The Accessible Canvas promotes inclusivity in creative expression, enabling BLV users to communicate artistic ideas to sighted audiences and fostering collaboration. By combining AI with accessibility, it creates opportunities for BLV users to engage deeply with art and share their unique perspectives.
I am developing the digital canvas and designing its feedback system, ensuring it provides spatial guidance for BLV users. I am also integrating AI tools for generating detailed images and descriptive feedback, as well as building an interactive system for follow-up questions to enhance user trust and engagement.
The user can sketch with spatial feedback and enter an image prompt describing the image
An AI feature that transforms user sketches and prompts into detailed, realistic visualizations.
Asking follow-up questions, ensuring alignment with their vision and enhancing trust
How can we leverage AI to assist BLV individuals in creating and communicating visual ideas?
Themes
Digital drawing platforms.
AI image generation tools
Preferences for image descriptions.
Activity
Sketch an image of "a dog playing with a ball" and describe it.
The image shows a sketch drawn by a Blind participant
Digital Drawing Platforms
Combine locating coordinates on the canvas with auditory feedback
Provide feedback on the relationship between objects, such as their relative positioning and distances.
Explore methods to include tactile inputs using the keyboard and mouse.
AI Image Generation
Provide a way for BLV users to validate whether the generated image matches their prompts and sketches.
Enable users to include additional context or details to improve the quality of the generated image.
AI Image Description
Implement a feature that allows for follow-up questions, enabling users to gain more detailed insights.
Ensure that descriptions include spatial relationships and contextual details.

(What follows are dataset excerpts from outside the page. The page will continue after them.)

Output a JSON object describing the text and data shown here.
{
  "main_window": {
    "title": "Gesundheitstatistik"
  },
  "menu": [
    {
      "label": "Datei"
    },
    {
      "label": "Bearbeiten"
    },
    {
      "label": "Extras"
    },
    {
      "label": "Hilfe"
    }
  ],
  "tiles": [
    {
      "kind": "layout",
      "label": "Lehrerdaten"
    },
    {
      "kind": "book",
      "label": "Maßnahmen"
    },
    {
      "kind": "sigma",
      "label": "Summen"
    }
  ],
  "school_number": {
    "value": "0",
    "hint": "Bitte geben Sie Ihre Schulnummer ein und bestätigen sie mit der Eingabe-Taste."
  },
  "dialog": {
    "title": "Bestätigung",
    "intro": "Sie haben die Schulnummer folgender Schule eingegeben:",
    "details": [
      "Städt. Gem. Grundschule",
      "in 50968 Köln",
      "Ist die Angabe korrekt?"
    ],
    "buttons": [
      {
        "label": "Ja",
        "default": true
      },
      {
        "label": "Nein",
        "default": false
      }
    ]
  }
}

Keep descriptions flexible to allow for individual interpretation
Initially, I assumed that describing the image by explaining the position of subjects and objects within four quadrants, and explaining images based on the emotions intended by the user. However, after conducting preliminary research, I realized the need to include more detailed spatial relationships and contextual descriptions to better suit BLV users' needs. A key insight was to validate the generated image and allow people to ask follow-up questions about the image, I plan to explore this by using a visual question and answering model. I will also experiment with refining my image-to-text prompts to ensure they effectively describe the image.
P5.js
Used to create an Accessible canvas that gives auditory feedback
Image to Image Model (Sketch to Image)
TencentARC/t2i-adapter-sketch-sdxl-1.0 (Hugging Face)
Diffusion-based text-to-image generation model
Image to Text Model
Open AI 4o
To give a detailed description of subject and background of the generated image
Visual Question Answering Model
Salesforce/blip-vqa-capfilt-large(Hugging Face)
Allows the user to ask additional questions about the image to get a more detailed understanding
Unlearning:
This project taught me to unlearn assumptions about how they approach tasks. By listening and observing, I realized their strategies are far more diverse and nuanced than I initially thought, reinforcing the value of open-minded collaboration.
Communication:
Working with Blind and Low Vision individuals taught me the value of precise and spatially aware communication. Describing concepts required me to think beyond visual references, focusing on clear, positional, and tactile language.
Universal Design:
I learned the value of universal design, and I aim to take that forward by applying it in my future projects. By taking deliberate steps to create inclusive solutions, I can ensure my designs are accessible and meaningful for everyone.